Class V1V2TableUtil


  • public final class V1V2TableUtil
    extends Object
    Utility class that provides static convenience methods for managing the interactions between version 1 and version 2 (YARN) MapReduce classes.
    • Method Detail

      • getSplitMap

        public static Map<TableHiveInputSplit,​TableInputSplit> getSplitMap​(JobConf jobConf,
                                                                                 TableHiveInputSplit inputSplit,
                                                                                 int queryBy,
                                                                                 String whereClause,
                                                                                 Integer shardKeyPartitionId)
                                                                          throws IOException
        For the current Hive query, returns a singleton collection that maps each version 1 InputSplit for the query to its corresponding version 2 InputSplit. If the call to this method is the first call after the query has been entered on the command line and the input info for the job has been reset (using resetInputJobInfoForNewQuery), this method will construct and populate the return Map; otherwise, it will return the previously constructed Map.

        Implementation Note: when the getInputFormat method from this class is called to retrieve the TableInputFormat instance, only the VERY FIRST call to getInputFormat will construct an instance of TableInputFormat; all additional calls will always return the original instance created by that first call. More importantly, in addition to constructing a TableInputFormat instance, that first call to getInputFormat also constructs and populates the Map returned by this method; which is achieved via a call to the getSplits method on the newly created TableInputFormat instance.
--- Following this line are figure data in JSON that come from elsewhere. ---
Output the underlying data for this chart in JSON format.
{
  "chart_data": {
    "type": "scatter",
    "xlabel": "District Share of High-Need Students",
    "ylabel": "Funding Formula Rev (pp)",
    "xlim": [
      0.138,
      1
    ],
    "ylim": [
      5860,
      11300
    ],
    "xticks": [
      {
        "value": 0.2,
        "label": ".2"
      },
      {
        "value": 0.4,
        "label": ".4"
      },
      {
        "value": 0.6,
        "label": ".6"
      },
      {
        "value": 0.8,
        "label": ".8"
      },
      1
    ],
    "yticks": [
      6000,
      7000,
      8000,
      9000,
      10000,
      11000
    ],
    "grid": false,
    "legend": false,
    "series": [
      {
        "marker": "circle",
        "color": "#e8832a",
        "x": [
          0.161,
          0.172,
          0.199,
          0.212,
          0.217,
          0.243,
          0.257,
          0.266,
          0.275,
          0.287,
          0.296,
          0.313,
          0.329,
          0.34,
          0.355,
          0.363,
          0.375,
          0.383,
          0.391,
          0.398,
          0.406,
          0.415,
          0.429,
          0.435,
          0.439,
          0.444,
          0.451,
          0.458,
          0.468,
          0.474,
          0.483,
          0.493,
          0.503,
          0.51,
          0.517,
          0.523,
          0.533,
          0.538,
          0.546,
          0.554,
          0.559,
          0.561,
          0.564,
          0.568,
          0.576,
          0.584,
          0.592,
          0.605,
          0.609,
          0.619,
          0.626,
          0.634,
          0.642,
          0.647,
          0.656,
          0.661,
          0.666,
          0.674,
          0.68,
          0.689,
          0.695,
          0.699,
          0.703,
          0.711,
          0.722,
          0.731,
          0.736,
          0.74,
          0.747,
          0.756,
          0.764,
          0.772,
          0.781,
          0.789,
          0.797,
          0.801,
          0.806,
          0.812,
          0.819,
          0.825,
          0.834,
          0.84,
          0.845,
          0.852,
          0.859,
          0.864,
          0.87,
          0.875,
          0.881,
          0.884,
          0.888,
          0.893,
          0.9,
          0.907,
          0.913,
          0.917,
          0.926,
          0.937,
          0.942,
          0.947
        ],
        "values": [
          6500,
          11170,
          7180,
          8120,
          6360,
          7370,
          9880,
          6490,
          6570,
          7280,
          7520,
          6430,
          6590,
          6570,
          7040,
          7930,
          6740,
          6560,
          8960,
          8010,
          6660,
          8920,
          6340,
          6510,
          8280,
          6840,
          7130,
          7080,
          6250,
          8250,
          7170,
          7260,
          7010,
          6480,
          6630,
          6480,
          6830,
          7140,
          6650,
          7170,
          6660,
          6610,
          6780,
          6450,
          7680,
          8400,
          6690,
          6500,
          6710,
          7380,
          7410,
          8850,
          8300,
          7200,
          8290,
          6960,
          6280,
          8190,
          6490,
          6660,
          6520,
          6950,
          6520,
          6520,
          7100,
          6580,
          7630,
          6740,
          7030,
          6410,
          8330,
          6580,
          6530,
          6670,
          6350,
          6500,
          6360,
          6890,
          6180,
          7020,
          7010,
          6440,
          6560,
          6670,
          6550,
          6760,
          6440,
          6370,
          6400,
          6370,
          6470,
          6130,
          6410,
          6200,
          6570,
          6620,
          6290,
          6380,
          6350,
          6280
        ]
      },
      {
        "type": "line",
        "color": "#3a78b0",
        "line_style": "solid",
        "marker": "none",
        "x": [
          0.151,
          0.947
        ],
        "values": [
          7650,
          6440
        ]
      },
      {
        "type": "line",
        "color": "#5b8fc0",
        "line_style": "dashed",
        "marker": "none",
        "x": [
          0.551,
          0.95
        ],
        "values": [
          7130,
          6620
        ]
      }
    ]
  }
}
        Since the first call to the getInputFormat method of this class has already called TableInputFormat.getSplits and placed the retrieved splits in the Map to return here, it is no longer necessary to make any additional calls to TableInputFormat.getSplits. Not only is it not necessary to call TableInputFormat.getSplits, but such a call should be avoided. This is because any call to TableInputFormat.getSplits will result in remote calls to the KVStore; which can be very costly. As a result, one should NEVER make a call such as, getInputFormat().getSplits() as such a call may result in two successive calls to TableInputFormat.getSplits. Thus, to avoid the situation just described, this method only needs to call getInputFormat (not getSplits()) to construct and populate the Map to return.

        Throws:
        IOException
      • getInputFormat

        public static InputFormat<PrimaryKey,​Row> getInputFormat​(JobConf jobConf,
                                                                       TableHiveInputSplit inputSplit,
                                                                       int queryBy,
                                                                       String whereClause,
                                                                       Integer shardKeyPartitionId)
                                                                throws IOException
        For the current Hive query, constructs and returns a YARN based InputFormat class that will be used when processing the query. This method also constructs and populates a singleton Map whose elements are key/value pairs in which each key is a version 1 split for the returned InputFormat, and each value is the key's corresponding version 2 split. Note that both the InputFormat and the Map are contructed only on the first call to this method for the given query. On all subsequent calls, the original objects are returned; until the resetInputJobInfoForNewQuery method from this utility is called.
        Throws:
        IOException
      • resetInputJobInfoForNewQuery

        public static void resetInputJobInfoForNewQuery()
        Clears and resets the information related to the current job's input classes.

        This method must be called before each new query has been entered on the command line; to reset the splits as well as the InputFormats participating in the job. Note that the Hive infrastructure and BigDataSQL each employ different code paths with respect to the initialization of the query state set in TableStorageHandlerBase. That is, for a Hive-only query, the path consists of the following calls: decomposePredicate followed by configureJobProperties; whereas for a BigDataSQL query, the code path consists of: configureJobProperties followed by decomposePredicate. As a result, this method must be invoked after processing of the current query has completed; for example, in the close method of the record reader.